Она оборачивается, видит меня и бежит ко мне. Я тяну ее в спальню.
— Мама, что с тобой?..
— Ничего. — Я улыбаюсь и глажу ее по голове. — Поди, принеси мне из кухни суповую ложку и горсть столовой соли! Если сестры или кто-нибудь другой спросят, где я, скажи, что ты не знаешь. Беги скорее. Потом я тебе все объясню.
— Сейчас принесу, мама.
— Ты хорошая девочка.
Она уходит. Я снова задвигаю задвижку. Я смотрю на стенные часы с крохотными ангелочками и считаю минуты. Одна минута. Две минуты. Три минуты. Я бросаю взгляд на постель, свою супружескую постель, и вдруг до моего сознания доходит… Чувствую, что у меня горит лицо, и шея, и грудь… от холодной воды, жесткого полотенца и болезненного смущения… Пять минут. Шесть минут. Боже мой, неужели так долго принести горсть соли и ложку!
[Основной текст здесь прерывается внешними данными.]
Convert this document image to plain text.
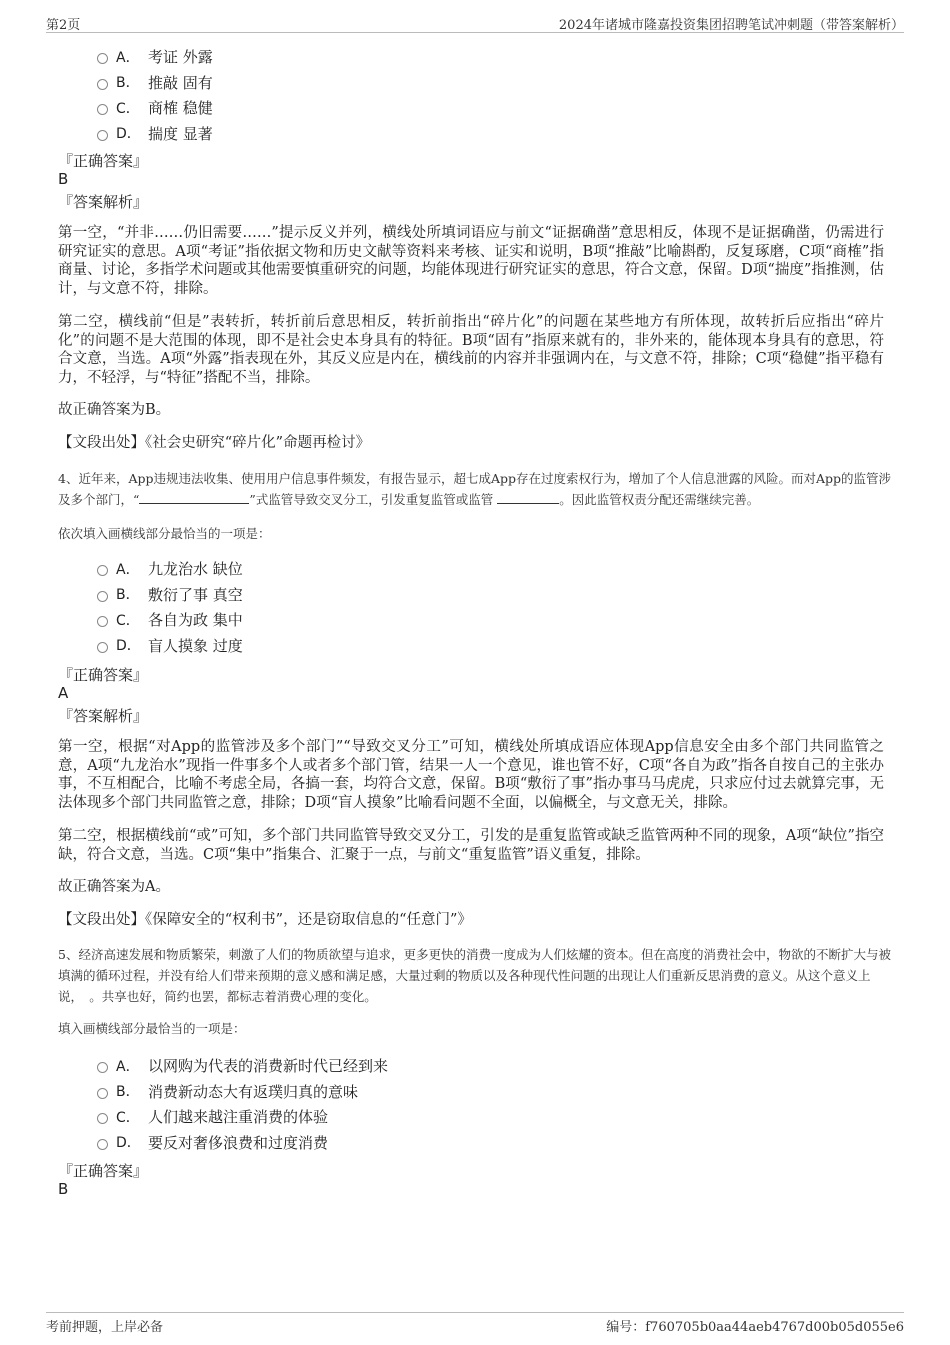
第2页	2024年诸城市隆嘉投资集团招聘笔试冲刺题（带答案解析）
A． 考证 外露
B． 推敲 固有
C． 商榷 稳健
D． 揣度 显著
『正确答案』
B
『答案解析』

第一空，“并非……仍旧需要……”提示反义并列，横线处所填词语应与前文“证据确凿”意思相反，体现不是证据确凿，仍需进行研究证实的意思。A项“考证”指依据文物和历史文献等资料来考核、证实和说明，B项“推敲”比喻斟酌，反复琢磨，C项“商榷”指商量、讨论，多指学术问题或其他需要慎重研究的问题，均能体现进行研究证实的意思，符合文意，保留。D项“揣度”指推测，估计，与文意不符，排除。

第二空，横线前“但是”表转折，转折前后意思相反，转折前指出“碎片化”的问题在某些地方有所体现，故转折后应指出“碎片化”的问题不是大范围的体现，即不是社会史本身具有的特征。B项“固有”指原来就有的，非外来的，能体现本身具有的意思，符合文意，当选。A项“外露”指表现在外，其反义应是内在，横线前的内容并非强调内在，与文意不符，排除；C项“稳健”指平稳有力，不轻浮，与“特征”搭配不当，排除。

故正确答案为B。

【文段出处】《社会史研究“碎片化”命题再检讨》

4、近年来，App违规违法收集、使用用户信息事件频发，有报告显示，超七成App存在过度索权行为，增加了个人信息泄露的风险。而对App的监管涉及多个部门，“	”式监管导致交叉分工，引发重复监管或监管	。因此监管权责分配还需继续完善。

依次填入画横线部分最恰当的一项是：
A． 九龙治水 缺位
B． 敷衍了事 真空
C． 各自为政 集中
D． 盲人摸象 过度
『正确答案』
A
『答案解析』

第一空，根据“对App的监管涉及多个部门”“导致交叉分工”可知，横线处所填成语应体现App信息安全由多个部门共同监管之意，A项“九龙治水”现指一件事多个人或者多个部门管，结果一人一个意见，谁也管不好，C项“各自为政”指各自按自己的主张办事，不互相配合，比喻不考虑全局，各搞一套，均符合文意，保留。B项“敷衍了事”指办事马马虎虎，只求应付过去就算完事，无法体现多个部门共同监管之意，排除；D项“盲人摸象”比喻看问题不全面，以偏概全，与文意无关，排除。

第二空，根据横线前“或”可知，多个部门共同监管导致交叉分工，引发的是重复监管或缺乏监管两种不同的现象，A项“缺位”指空缺，符合文意，当选。C项“集中”指集合、汇聚于一点，与前文“重复监管”语义重复，排除。

故正确答案为A。

【文段出处】《保障安全的“权利书”，还是窃取信息的“任意门”》

5、经济高速发展和物质繁荣，刺激了人们的物质欲望与追求，更多更快的消费一度成为人们炫耀的资本。但在高度的消费社会中，物欲的不断扩大与被填满的循环过程，并没有给人们带来预期的意义感和满足感，大量过剩的物质以及各种现代性问题的出现让人们重新反思消费的意义。从这个意义上说，　。共享也好，简约也罢，都标志着消费心理的变化。

填入画横线部分最恰当的一项是：
A． 以网购为代表的消费新时代已经到来
B． 消费新动态大有返璞归真的意味
C． 人们越来越注重消费的体验
D． 要反对奢侈浪费和过度消费
『正确答案』
B
考前押题，上岸必备	编号：f760705b0aa44aeb4767d00b05d055e6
Анита пытается открыть дверь. Я впускаю ее. Пересыпаю соль в носовой платок и завязываю его узелком.
— Мама, чем ты запачкала свою пелерину?
Она приподнимает подол моей пелерины… На нем длинное, темно-красное пятно.
— Ой, вижу, правда… Я ходила в кладовую, девушки сварили краску из корней подмаренника и налили ее в ковш. Я нечаянно плеснула на себя…
— А она отстирается?
— Отстирается, конечно. — Я вешаю пелерину поглубже в гардероб, за платья. — Теперь иди, Анита!
— А ты куда?
— Я же сказала, что расскажу тебе потом. И после ужина ты меня не видела.
Анита исчезает. Слава богу, теперь все. Ах, нет. Нужно взять с собой огонь. Открываю дверь — коридор пустой. Бегом приношу из передней фонарь. Вставляю в него горящую свечу. Набрасываю черную, будничную пелерину, хватаю ведро, прячу фонарь под полой пелерины, чтобы кто-нибудь не увидел меня из окна.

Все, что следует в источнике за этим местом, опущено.